Bush to Sistani: Good to Have you Working with Us It turns out that President George W. Bush did meet on Thursday with four members of the Iraqi Interim Governing Council. All…
Bush to Sistani: Good to Have you Working with Us
It turns out that President George W. Bush did meet on Thursday with four members of the Iraqi Interim Governing Council. All 24 had been invited to a Thanksgiving Day event at the Baghdad Airport, but they were not told the nature of the event. So, only four showed up. One was Mouwafak al-Rubaie, a Shiite member from Basra and an ex-al-Da`wa Party member, who is a follower of Sistani. In al-Hayat, al-Rubaie is quoted as saying that Bush:
“asked us to convey a detailed letter to Grand Ayatollah Ali Sistani, informing him of Bush’s appreciation and personal respect for him. In it, he affirmed that ‘we share with one another a basic goal, which is to make the Iraqi people happy, to return liberty to it, and to build democracy and achieve economic prosperity for it.”
Al-Rubaie said that Sistani was unhappy that two thirds of parliament would be appointed by local city councils that were themselves largely unelected, and which therefore lacked legitimacy and do not really represent the Iraqi people.

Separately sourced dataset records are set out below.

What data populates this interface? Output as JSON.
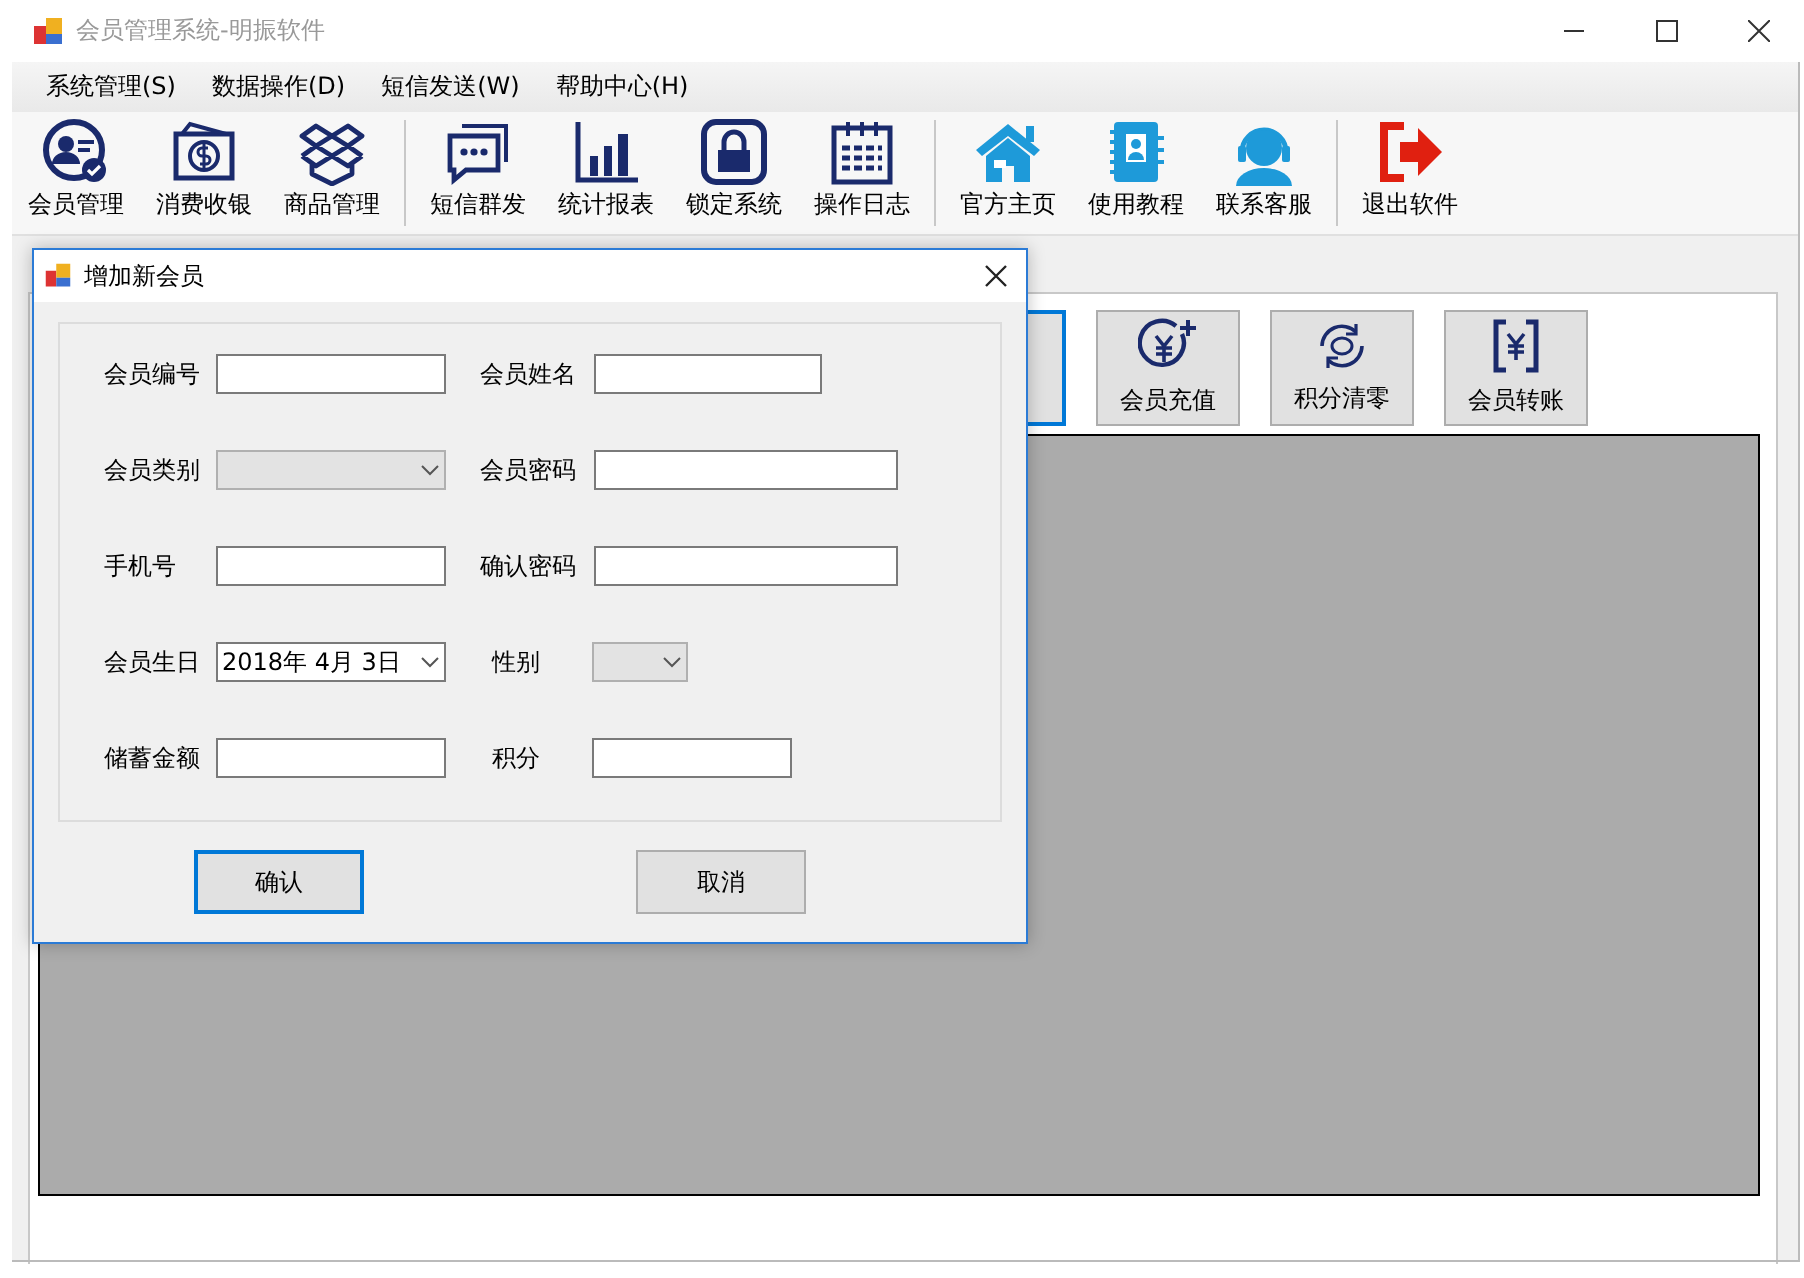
{
  "window": {
    "title": "会员管理系统-明振软件"
  },
  "menus": [
    {
      "label": "系统管理(S)"
    },
    {
      "label": "数据操作(D)"
    },
    {
      "label": "短信发送(W)"
    },
    {
      "label": "帮助中心(H)"
    }
  ],
  "toolbar": [
    [
      {
        "label": "会员管理",
        "kind": "member"
      },
      {
        "label": "消费收银",
        "kind": "cash"
      },
      {
        "label": "商品管理",
        "kind": "box"
      }
    ],
    [
      {
        "label": "短信群发",
        "kind": "chat"
      },
      {
        "label": "统计报表",
        "kind": "chart"
      },
      {
        "label": "锁定系统",
        "kind": "lock"
      },
      {
        "label": "操作日志",
        "kind": "calendar"
      }
    ],
    [
      {
        "label": "官方主页",
        "kind": "home"
      },
      {
        "label": "使用教程",
        "kind": "book"
      },
      {
        "label": "联系客服",
        "kind": "support"
      }
    ],
    [
      {
        "label": "退出软件",
        "kind": "exit"
      }
    ]
  ],
  "modules": [
    {
      "kind": "none",
      "focused": true
    },
    {
      "label": "会员充值",
      "kind": "recharge",
      "focused": false
    },
    {
      "label": "积分清零",
      "kind": "reset",
      "focused": false
    },
    {
      "label": "会员转账",
      "kind": "transfer",
      "focused": false
    }
  ],
  "dialog": {
    "title": "增加新会员",
    "fields": [
      {
        "label": "会员编号",
        "kind": "text",
        "disabled": false
      },
      {
        "label": "会员姓名",
        "kind": "text",
        "disabled": false
      },
      {
        "label": "会员类别",
        "kind": "combo",
        "disabled": true
      },
      {
        "label": "会员密码",
        "kind": "text",
        "disabled": false
      },
      {
        "label": "手机号",
        "kind": "text",
        "disabled": false
      },
      {
        "label": "确认密码",
        "kind": "text",
        "disabled": false
      },
      {
        "label": "会员生日",
        "kind": "date",
        "value": "2018年 4月 3日",
        "disabled": false
      },
      {
        "label": "性别",
        "kind": "combo",
        "disabled": true
      },
      {
        "label": "储蓄金额",
        "kind": "text",
        "disabled": false
      },
      {
        "label": "积分",
        "kind": "text",
        "disabled": false
      }
    ],
    "buttons": [
      {
        "label": "确认",
        "focused": true
      },
      {
        "label": "取消",
        "focused": false
      }
    ]
  }
}
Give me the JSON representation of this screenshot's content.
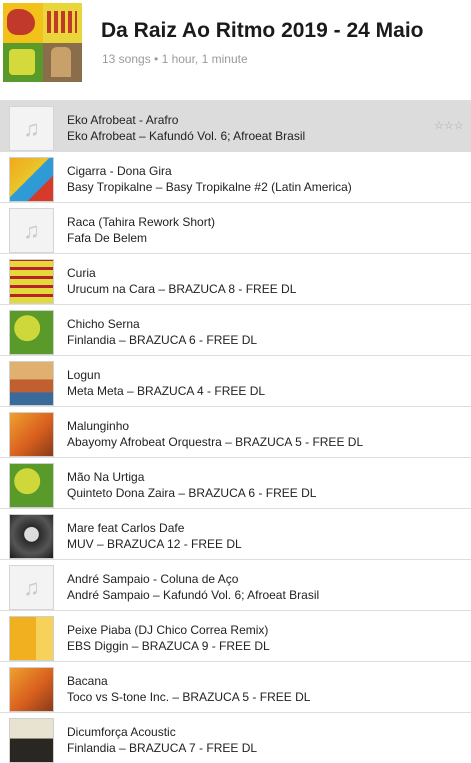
{
  "playlist": {
    "title": "Da Raiz Ao Ritmo 2019 - 24 Maio",
    "summary": "13 songs • 1 hour, 1 minute",
    "cover_label": "BRAZUCA6"
  },
  "colors": {
    "selected_row": "#dcdcdc",
    "divider": "#dedede",
    "subtitle": "#9a9a9a"
  },
  "rating_glyph": "☆☆☆",
  "songs": [
    {
      "title": "Eko Afrobeat - Arafro",
      "subtitle": "Eko Afrobeat – Kafundó Vol. 6;  Afroeat Brasil",
      "art": "placeholder",
      "selected": true
    },
    {
      "title": "Cigarra - Dona Gira",
      "subtitle": "Basy Tropikalne – Basy Tropikalne #2 (Latin America)",
      "art": "tropical"
    },
    {
      "title": "Raca (Tahira Rework Short)",
      "subtitle": "Fafa De Belem",
      "art": "placeholder"
    },
    {
      "title": "Curia",
      "subtitle": "Urucum na Cara – BRAZUCA 8 - FREE DL",
      "art": "urucum"
    },
    {
      "title": "Chicho Serna",
      "subtitle": "Finlandia – BRAZUCA 6 - FREE DL",
      "art": "brazuca6"
    },
    {
      "title": "Logun",
      "subtitle": "Meta Meta – BRAZUCA 4 - FREE DL",
      "art": "brazuca4"
    },
    {
      "title": "Malunginho",
      "subtitle": "Abayomy Afrobeat Orquestra – BRAZUCA 5 - FREE DL",
      "art": "brazuca5"
    },
    {
      "title": "Mão Na Urtiga",
      "subtitle": "Quinteto Dona Zaira – BRAZUCA 6 - FREE DL",
      "art": "brazuca6"
    },
    {
      "title": "Mare feat Carlos Dafe",
      "subtitle": "MUV – BRAZUCA 12 - FREE DL",
      "art": "brazuca12"
    },
    {
      "title": "André Sampaio - Coluna de Aço",
      "subtitle": "André Sampaio – Kafundó Vol. 6;  Afroeat Brasil",
      "art": "placeholder"
    },
    {
      "title": "Peixe Piaba (DJ Chico Correa Remix)",
      "subtitle": "EBS Diggin – BRAZUCA 9 - FREE DL",
      "art": "brazuca9"
    },
    {
      "title": "Bacana",
      "subtitle": "Toco vs S-tone Inc. – BRAZUCA 5 - FREE DL",
      "art": "brazuca5"
    },
    {
      "title": "Dicumforça Acoustic",
      "subtitle": "Finlandia – BRAZUCA 7 - FREE DL",
      "art": "brazuca7"
    }
  ]
}
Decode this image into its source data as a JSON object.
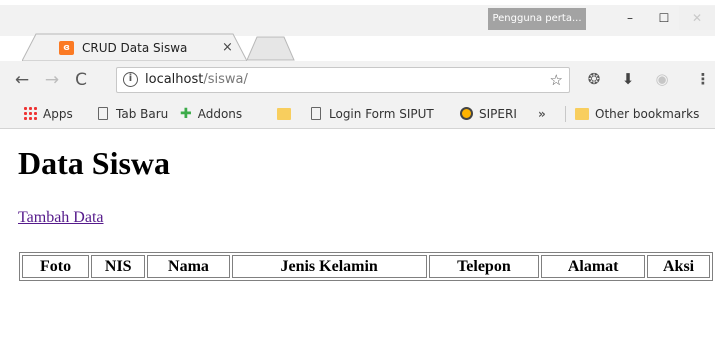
{
  "browser": {
    "user_chip": "Pengguna perta...",
    "window_controls": {
      "minimize": "–",
      "maximize": "☐",
      "close": "✕"
    },
    "tab": {
      "title": "CRUD Data Siswa",
      "close": "×",
      "favicon": "xampp-icon"
    },
    "address": {
      "host": "localhost",
      "path": "/siswa/"
    },
    "nav": {
      "back": "←",
      "forward": "→",
      "reload": "C"
    },
    "bookmarks": [
      {
        "label": "Apps",
        "icon": "apps-grid-icon"
      },
      {
        "label": "Tab Baru",
        "icon": "page-icon"
      },
      {
        "label": "Addons",
        "icon": "puzzle-icon"
      },
      {
        "label": "",
        "icon": "folder-icon"
      },
      {
        "label": "Login Form SIPUT",
        "icon": "page-icon"
      },
      {
        "label": "SIPERI",
        "icon": "site-icon"
      },
      {
        "label": "»",
        "icon": "more-icon"
      },
      {
        "label": "Other bookmarks",
        "icon": "folder-icon"
      }
    ]
  },
  "page": {
    "title": "Data Siswa",
    "add_link": "Tambah Data",
    "table": {
      "headers": [
        "Foto",
        "NIS",
        "Nama",
        "Jenis Kelamin",
        "Telepon",
        "Alamat",
        "Aksi"
      ],
      "rows": []
    }
  }
}
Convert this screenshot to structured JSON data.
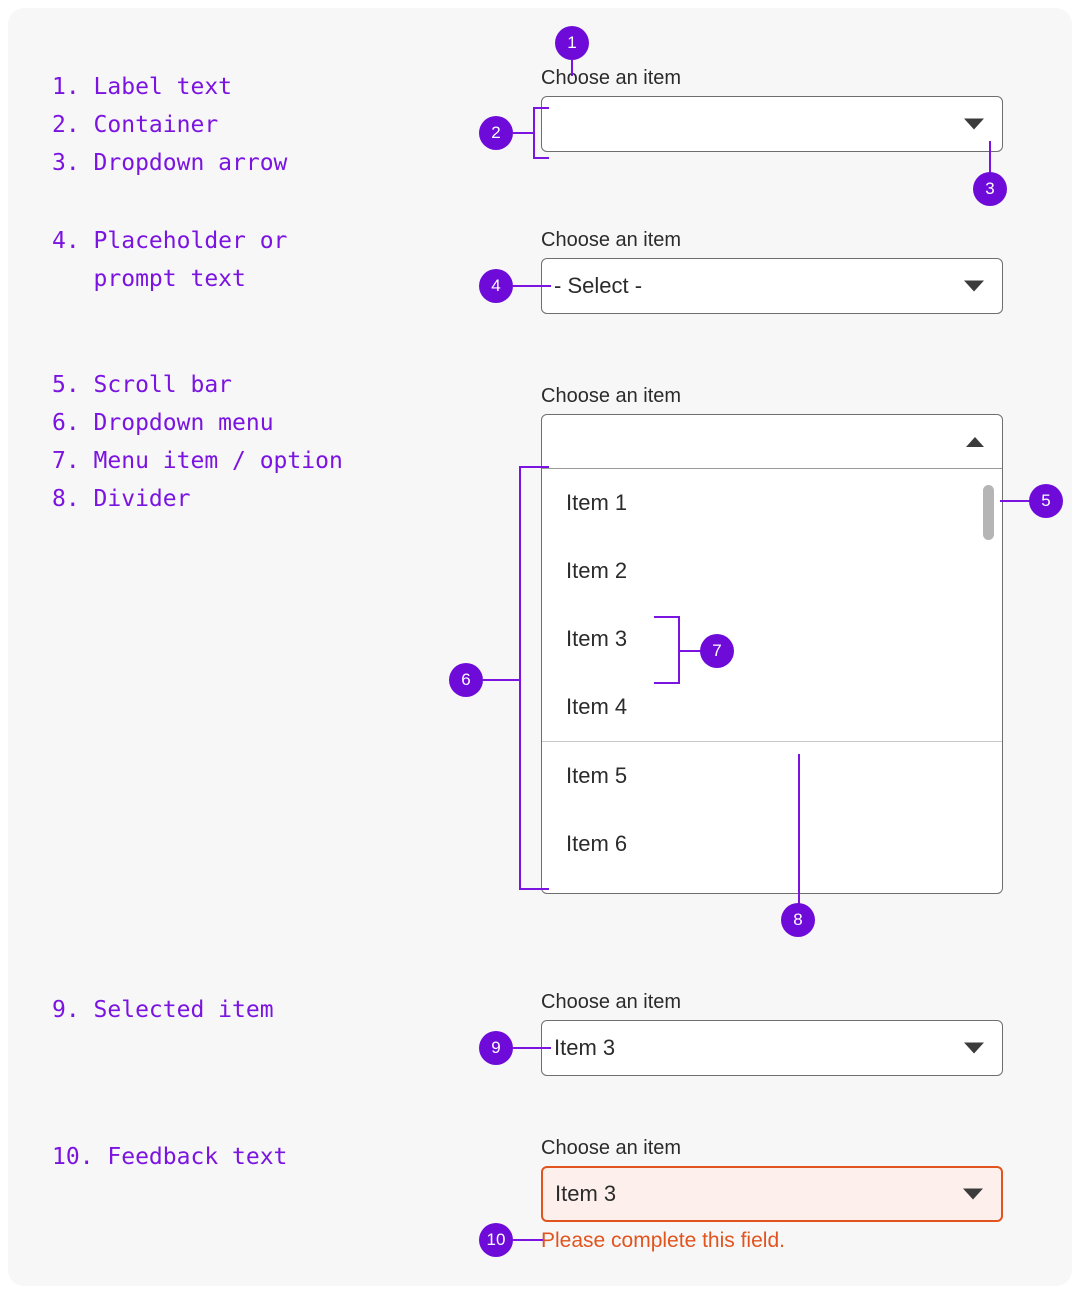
{
  "legend": {
    "lines": [
      "1. Label text",
      "2. Container",
      "3. Dropdown arrow",
      "4. Placeholder or",
      "   prompt text",
      "5. Scroll bar",
      "6. Dropdown menu",
      "7. Menu item / option",
      "8. Divider",
      "9. Selected item",
      "10. Feedback text"
    ],
    "block1": "1. Label text\n2. Container\n3. Dropdown arrow",
    "block2": "4. Placeholder or\n   prompt text",
    "block3": "5. Scroll bar\n6. Dropdown menu\n7. Menu item / option\n8. Divider",
    "block4": "9. Selected item",
    "block5": "10. Feedback text"
  },
  "fields": {
    "empty": {
      "label": "Choose an item",
      "value": "",
      "caret": "caret-down-icon"
    },
    "placeholder": {
      "label": "Choose an item",
      "value": "- Select -",
      "caret": "caret-down-icon"
    },
    "open": {
      "label": "Choose an item",
      "value": "",
      "caret": "caret-up-icon",
      "items": [
        "Item 1",
        "Item 2",
        "Item 3",
        "Item 4",
        "Item 5",
        "Item 6"
      ],
      "divider_after_index": 3
    },
    "selected": {
      "label": "Choose an item",
      "value": "Item 3",
      "caret": "caret-down-icon"
    },
    "feedback": {
      "label": "Choose an item",
      "value": "Item 3",
      "caret": "caret-down-icon",
      "message": "Please complete this field."
    }
  },
  "badges": {
    "b1": "1",
    "b2": "2",
    "b3": "3",
    "b4": "4",
    "b5": "5",
    "b6": "6",
    "b7": "7",
    "b8": "8",
    "b9": "9",
    "b10": "10"
  },
  "colors": {
    "accent_purple": "#7B14E0",
    "badge_purple": "#6E0BD9",
    "error": "#E2541E",
    "error_bg": "#fdf0ec",
    "canvas_bg": "#f7f7f7",
    "field_border": "#6e6e6e",
    "scrollbar": "#b5b5b5"
  }
}
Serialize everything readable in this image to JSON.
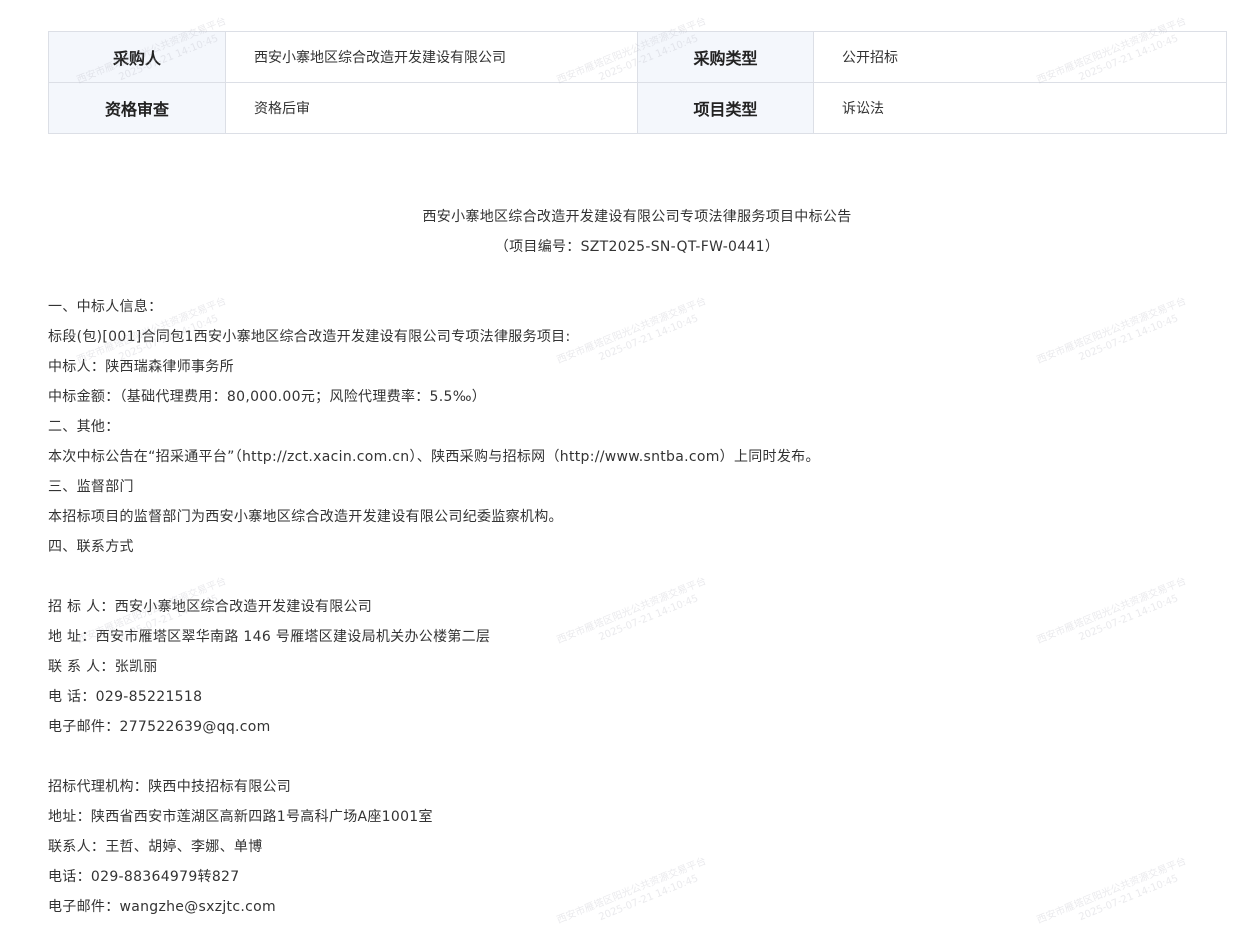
{
  "info_table": {
    "rows": [
      [
        {
          "label": "采购人",
          "value": "西安小寨地区综合改造开发建设有限公司"
        },
        {
          "label": "采购类型",
          "value": "公开招标"
        }
      ],
      [
        {
          "label": "资格审查",
          "value": "资格后审"
        },
        {
          "label": "项目类型",
          "value": "诉讼法"
        }
      ]
    ]
  },
  "notice": {
    "title": "西安小寨地区综合改造开发建设有限公司专项法律服务项目中标公告",
    "project_no": "（项目编号：SZT2025-SN-QT-FW-0441）",
    "winner_heading": "一、中标人信息：",
    "lot": "标段(包)[001]合同包1西安小寨地区综合改造开发建设有限公司专项法律服务项目:",
    "winner": "中标人：陕西瑞森律师事务所",
    "amount": "中标金额：（基础代理费用：80,000.00元；风险代理费率：5.5‰）",
    "other_heading": "二、其他：",
    "publish": "本次中标公告在“招采通平台”（http://zct.xacin.com.cn）、陕西采购与招标网（http://www.sntba.com）上同时发布。",
    "supervision_heading": "三、监督部门",
    "supervision": "本招标项目的监督部门为西安小寨地区综合改造开发建设有限公司纪委监察机构。",
    "contact_heading": "四、联系方式",
    "tenderer": {
      "name": "招 标 人：西安小寨地区综合改造开发建设有限公司",
      "address": "地 址：西安市雁塔区翠华南路 146 号雁塔区建设局机关办公楼第二层",
      "contact": "联 系 人：张凯丽",
      "phone": "电 话：029-85221518",
      "email": "电子邮件：277522639@qq.com"
    },
    "agency": {
      "name": "招标代理机构：陕西中技招标有限公司",
      "address": "地址：陕西省西安市莲湖区高新四路1号高科广场A座1001室",
      "contact": "联系人：王哲、胡婷、李娜、单博",
      "phone": "电话：029-88364979转827",
      "email": "电子邮件：wangzhe@sxzjtc.com"
    }
  },
  "watermark": {
    "line1": "西安市雁塔区阳光公共资源交易平台",
    "line2": "2025-07-21 14:10:45"
  }
}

Another Shiite IGC member, the female physician, Raja’ al-Khuza`i, told al-Sharq al-Awsat that in his letter Bush had agreed that elections must ultimately be held, but said that the June hand-over date must be respected (implying that full elections as opposed to caucuses could not take place by then). She quoted Bush as saying, “It is your country. You are responsible for it. You must work hard to respect the [Nov. 15 transition] Agreement.”
Al-Khuza`i also described the remarks of IGC president Jalal Talabani to Bush. Talabani said that direct elections would take so long that the June deadline would be missed. He also dismissed the idea of using ration cards, saying that many Iraqis possessed multiple such cards, whereas others have none.
Mouwafak al-Rubaie told al-Sharq al-Awsat that local elections on a one person one vote basis might be a good idea. He was echoed by Adnan Ali al-Kadhimi, an official of the Shiite al-Da`wa Party, who said local elections were a good idea because “the goal is the participation of the greatest possible number of Iraqis in the process, in order to endow it with the greatest possible degree of legitimacy.”
An independent Sunni Arab nationalist on the IGC, Nasir Chadurchi, said that he did not think the Iraqi people were ready for a popular vote. Talabani’s spokesman agreed with him, also pointing to the lack of security as an impediment. He did think it might be good to elect more muncipal councils, which now mainly consist of US appointees.
Al-Hayat quotes Imad Shabib, a member of the political bureau of the “National Accord” (ex-Baathist officers), saying that a census to establish electoral rolls would take at least 14 months. He said that the problem with using the food aid rolls prepared for the UN food program was that they excluded the Kurds in the north, as well as the Iraqis who were living abroad in 1997.